Profil diri pada formulir pendaftaran online

Personal Statement pada formulir pendaftaran online

Komitmen kembali ke Indonesia, rencana pasca studi, dan rencana kontribusi di Indonesia

Publikasi ilmiah, prestasi kejuaraan/non kejuaraan, dan pengalaman organisasi (jika ada)

LoA yang sesuai ketentuan LPDP (jika ada)

*) Surat harus diterbitkan paling lama 1 (satu) tahun di bulan yang sama dengan waktu pendaftaran beasiswa.

Format Komitmen kembali ke Indonesia, rencana pasca studi, dan rencana kontribusi di Indonesia

Komitmen kembali ke Indonesia, rencana pasca studi, dan rencana kontribusi di Indonesia (1500 – 2000 kata)
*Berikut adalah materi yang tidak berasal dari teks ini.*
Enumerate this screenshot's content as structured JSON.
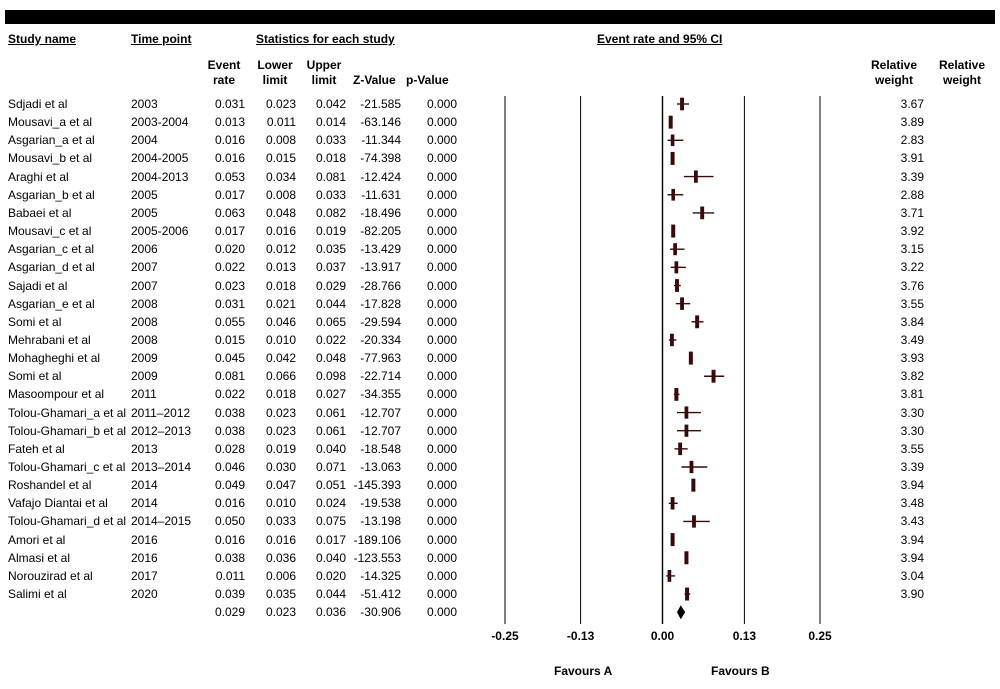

Deskripsikan dalam tulisan secara jelas dan konkret tentang komitmen kembali ke Indonesia, rencana pasca studi, dan rencana kontribusi di Indonesia, disertai bentuk pengabdian di industri tertentu sesuai dengan program studi tujuan.

Pengabdian dan kontribusi diutamakan untuk mendukung industri strategis, seperti ketahanan pangan, energi, pertahanan, digitalisasi, kesehatan, hilirisasi, maritim, manufaktur & material maju.